“Our work makes us free,” a high-ranking National Socialist shouted to his so-called comrades in the middle of the Second World War. In doing so, he not only continued the long tradition of “German work,” according to which Germans are said to have a very special relationship with work. At the same time, he modified a widespread concentration camp inscription. Because “Work makes you free” was emblazoned on the camp gates of Auschwitz, Dachau, Sachsenhausen and elsewhere.
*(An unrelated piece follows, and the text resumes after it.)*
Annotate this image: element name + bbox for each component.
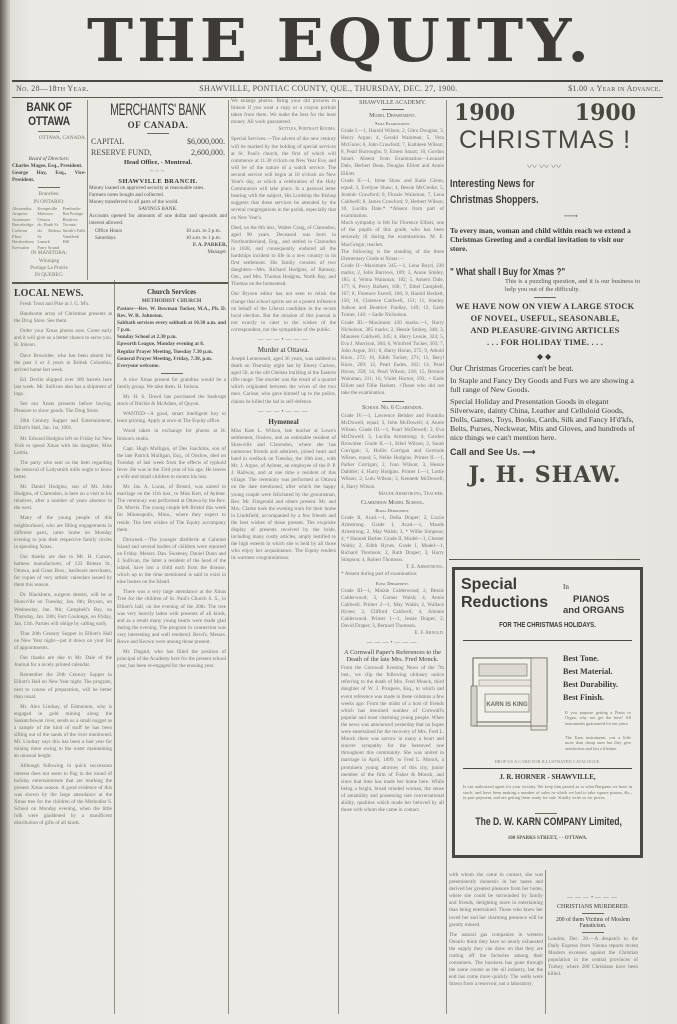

But what does the sentence actually mean? Whose work sets whom free? And above all: from what? To answer these questions, Nikolas Lelle takes a look at texts by Shoah survivors Primo Levi, Jean Améry and Tibor Wohl, who each wrote texts about the Nazi motto “Work makes you free.” Dealing with Nazi ideology and its “Meanings” is still a challenge today. Because how can it be that, on the one hand, this sentence is taboo, and on the other hand, the extreme right constantly plays with it and it degenerates into a hashtag on social media platforms? Only a successful reappraisal of the past can enable society to face its past and present.
Nikolas Lelle has been working at the Amadeu Antonio Foundation since 2020 and is primarily concerned with anti-Semitism, the memory of National Socialism and “German work”. Previously, after studying philosophy and sociology in Frankfurt am Main and Mainz, he received his doctorate in social philosophy at the Humboldt University of Berlin.